Lawson was not bitter about her loss.
“I am a firm believer that the Lord sends you in the direction you need to go,” she said. “I had a great four years, and I know I made a difference” as both a council member and mayor, which is an appointed seat in the city.
For example, she said she and other council members have helped launch a public transportation system, streamlined city government and increased the use of inmate labor to help the city save money on its expenses.
Recently, Lawson said she might be able to live with an increase in the city’s meals tax — as a last resort — as a way to help the city generate revenue in tough financial times. She admitted that she heard some flack from voters, and her stance might have cost her some support.
But she was honest about her position, she emphasized.
Lawson is the third council member in the past decade to lose a re-election bid while serving as mayor. Joe Cobbe lost in 2006 and Mark Crabtree lost in 2002, past election results indicate.
The mayor’s post “has a little dagger attached to it sometimes,” Lawson said, in that although the council selects the mayor from among its members, it is the most prominent seat on the panel.
Adkins, who won the most votes overall, was the top vote-getter in three precincts, while Teague was the preferred candidate in four, election results show.
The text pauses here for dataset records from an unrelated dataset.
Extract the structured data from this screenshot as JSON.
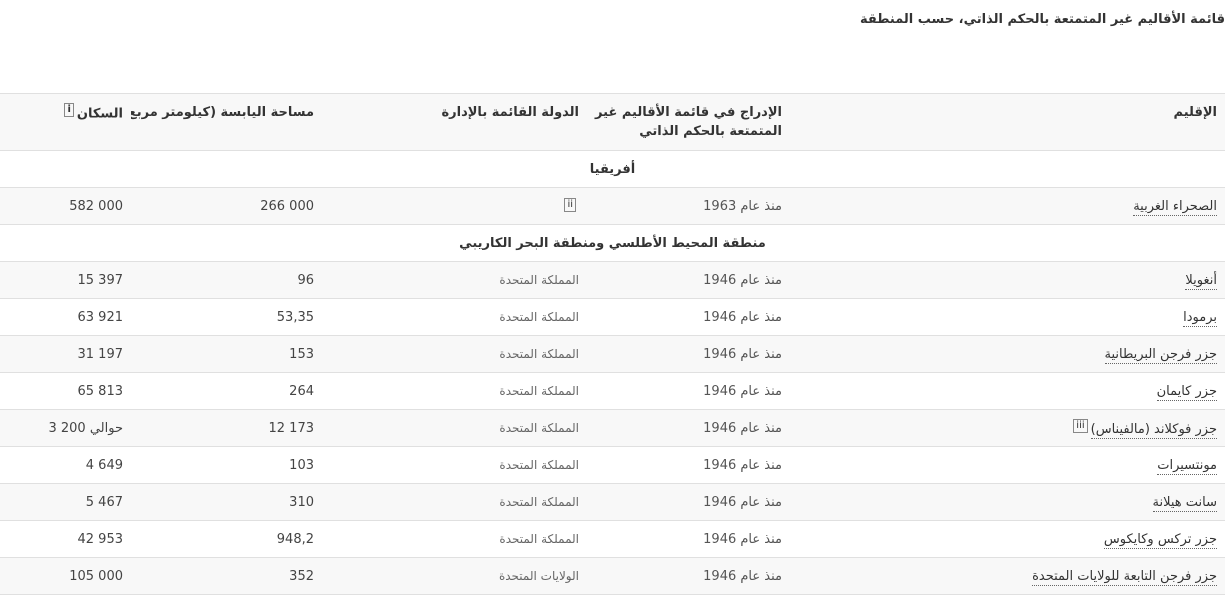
{
  "caption": "قائمة الأقاليم غير المتمتعة بالحكم الذاتي، حسب المنطقة",
  "headers": {
    "territory": "الإقليم",
    "listed": "الإدراج في قائمة الأقاليم غير المتمتعة بالحكم الذاتي",
    "admin": "الدولة القائمة بالإدارة",
    "area": "مساحة اليابسة (كيلومتر مربع)",
    "population": "السكان",
    "population_ref": "i"
  },
  "regions": [
    {
      "name": "أفريقيا"
    },
    {
      "name": "منطقة المحيط الأطلسي ومنطقة البحر الكاريبي"
    }
  ],
  "rows": [
    {
      "territory": "الصحراء الغربية",
      "ref": "",
      "listed": "منذ عام 1963",
      "admin": "",
      "admin_ref": "ii",
      "area": "266 000",
      "population": "582 000"
    },
    {
      "territory": "أنغويلا",
      "ref": "",
      "listed": "منذ عام 1946",
      "admin": "المملكة المتحدة",
      "admin_ref": "",
      "area": "96",
      "population": "15 397"
    },
    {
      "territory": "برمودا",
      "ref": "",
      "listed": "منذ عام 1946",
      "admin": "المملكة المتحدة",
      "admin_ref": "",
      "area": "53,35",
      "population": "63 921"
    },
    {
      "territory": "جزر فرجن البريطانية",
      "ref": "",
      "listed": "منذ عام 1946",
      "admin": "المملكة المتحدة",
      "admin_ref": "",
      "area": "153",
      "population": "31 197"
    },
    {
      "territory": "جزر كايمان",
      "ref": "",
      "listed": "منذ عام 1946",
      "admin": "المملكة المتحدة",
      "admin_ref": "",
      "area": "264",
      "population": "65 813"
    },
    {
      "territory": "جزر فوكلاند (مالفيناس)",
      "ref": "iii",
      "listed": "منذ عام 1946",
      "admin": "المملكة المتحدة",
      "admin_ref": "",
      "area": "12 173",
      "population": "حوالي 200 3"
    },
    {
      "territory": "مونتسيرات",
      "ref": "",
      "listed": "منذ عام 1946",
      "admin": "المملكة المتحدة",
      "admin_ref": "",
      "area": "103",
      "population": "4 649"
    },
    {
      "territory": "سانت هيلانة",
      "ref": "",
      "listed": "منذ عام 1946",
      "admin": "المملكة المتحدة",
      "admin_ref": "",
      "area": "310",
      "population": "5 467"
    },
    {
      "territory": "جزر تركس وكايكوس",
      "ref": "",
      "listed": "منذ عام 1946",
      "admin": "المملكة المتحدة",
      "admin_ref": "",
      "area": "948,2",
      "population": "42 953"
    },
    {
      "territory": "جزر فرجن التابعة للولايات المتحدة",
      "ref": "",
      "listed": "منذ عام 1946",
      "admin": "الولايات المتحدة",
      "admin_ref": "",
      "area": "352",
      "population": "105 000"
    }
  ]
}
Lawson did not prevail in any precinct.
The results will not be declared official until after the Martinsville Electoral Board conducts a canvass at 9 a.m. today.
Martinsville city elections usually have low voter turnout. In comparison with Tuesday’s contest, turnout in the May 2008 election was 24 percent, while turnout in the 2006 election also was 19 percent, statistics from the city registrar’s office show.
“It was a little heavier than we thought” it would be this time around, said electoral board Vice Chairman Ferretta Belcher.
“Which makes us happy,” added city Registrar Ercell Cowan. Still, “we wish more people would have voted.”
Turnout was highest in the Druid Hills precinct at 32 percent and lowest in the Albert Harris Elementary School precinct at 10 percent, figures show.
Cowan said there were no major problems at any of the city’s polling places on Election Day.